The oldest of seven children Docx grew up in an “eccentric, bohemian” family who lived in a ramshackle house, “slightly on the edge but never quite – no carpets, no curtains, ragged furniture, pre-historic plumbing, every thing threadbare and ancient and cobwebbed and broken-down. You don’t realise as a kid what’s going on but later in life you look back and realise wow that was quite odd”. The eccentricity extended to family holidays: “Because there was seven children, we couldn’t fly anywhere, that was out of the question – so we had these absolutely insane ragamuffin holidays in which they’d drive us for four weeks all over Europe camping and sleeping by rivers and lakes”. They visited places where composers were born or died, and cathedrals and caves and concerts. Or they’d drive madly to see a Formal 1 race in, say, Holland or Germany – and sleep beside the track. “And my mum was also trying to educate us about the disasters of when democracy goes wrong, and we’d go to concentration camps like Dachau”.

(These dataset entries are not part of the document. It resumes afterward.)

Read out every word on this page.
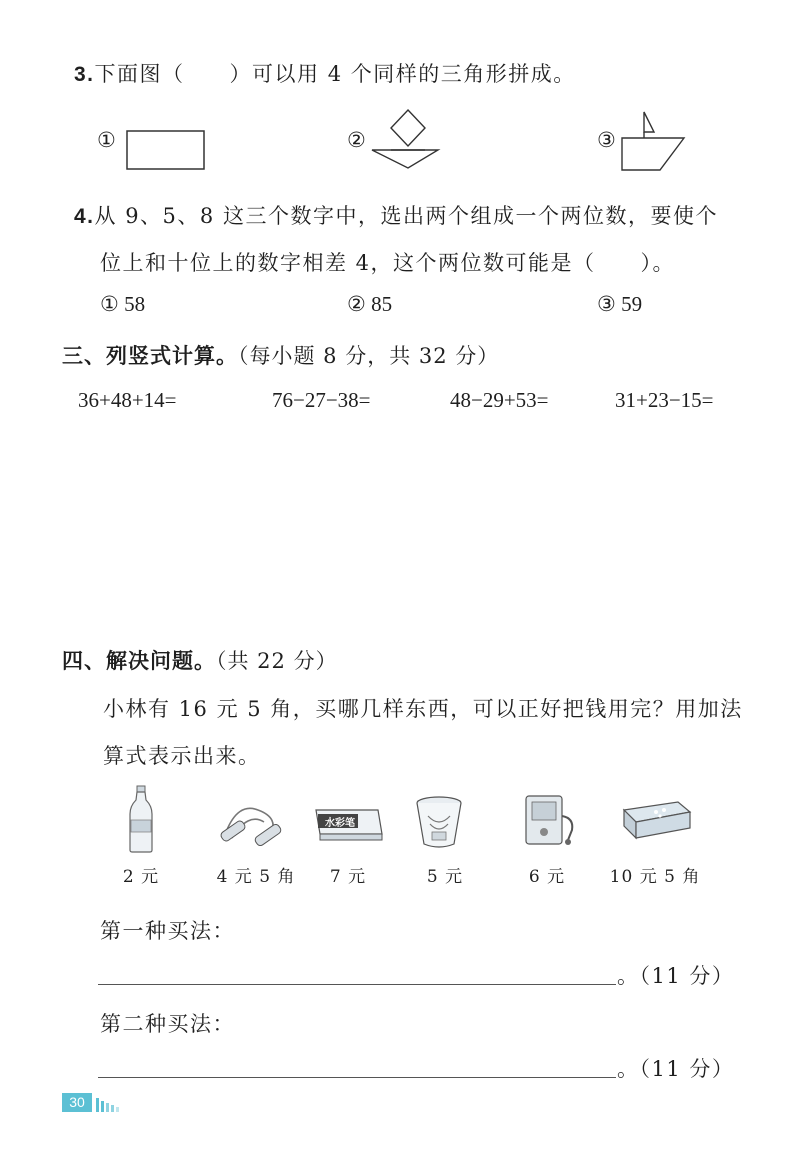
3.下面图（　　）可以用 4 个同样的三角形拼成。
①	②	③
4.从 9、5、8 这三个数字中，选出两个组成一个两位数，要使个
位上和十位上的数字相差 4，这个两位数可能是（　　）。
① 58	② 85	③ 59
三、列竖式计算。（每小题 8 分，共 32 分）
36+48+14=	76−27−38=	48−29+53=	31+23−15=
四、解决问题。（共 22 分）
小林有 16 元 5 角，买哪几样东西，可以正好把钱用完？用加法
算式表示出来。
水彩笔
2 元	4 元 5 角	7 元	5 元	6 元	10 元 5 角
第一种买法：
。（11 分）
第二种买法：
。（11 分）
30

Now a father of four himself, Docx has long challenged concepts of what constitutes a ‘normal family’. The discovery of long buried secret identities in his family initially made him question everything but he is now at peace with it. “A lot of people feel trapped in an identity. When I thought my mum was part-Indian and she was actually part-Russian, it made me feel less hidebound or delineated. A surprising number of writers sit obliquely to the cultures that they write about”. Was it ultimately liberating, I wonder? “Totally – now I never feel trapped by identity”.
Lila has also found peace: “My mother has stopped her questing and settled into a happy retirement with my father. They drive around Europe all year attending the concerts of their friends and visiting vineyards and places of historical interest. They’re seldom home now.”
Docx has been aware of the power of stories from an early age – both those that we are told and those that we tell ourselves. Manwar was a great storyteller. “I used to sit with her when I was little, aged 6, 7, 8, 9, and listen to stories of India – amazing stories of running away from tigers and being bitten by a snake and her childhood way back in the 20s and 30s – incredibly rich and exciting stories. I would listen to her for hours. I don’t even know if she made them up, I have no idea.” Manwar’s most powerful legacy was perhaps her stories – and how they went on to form the fertile imagination of someone who, for a living, now writes captivating stories about families.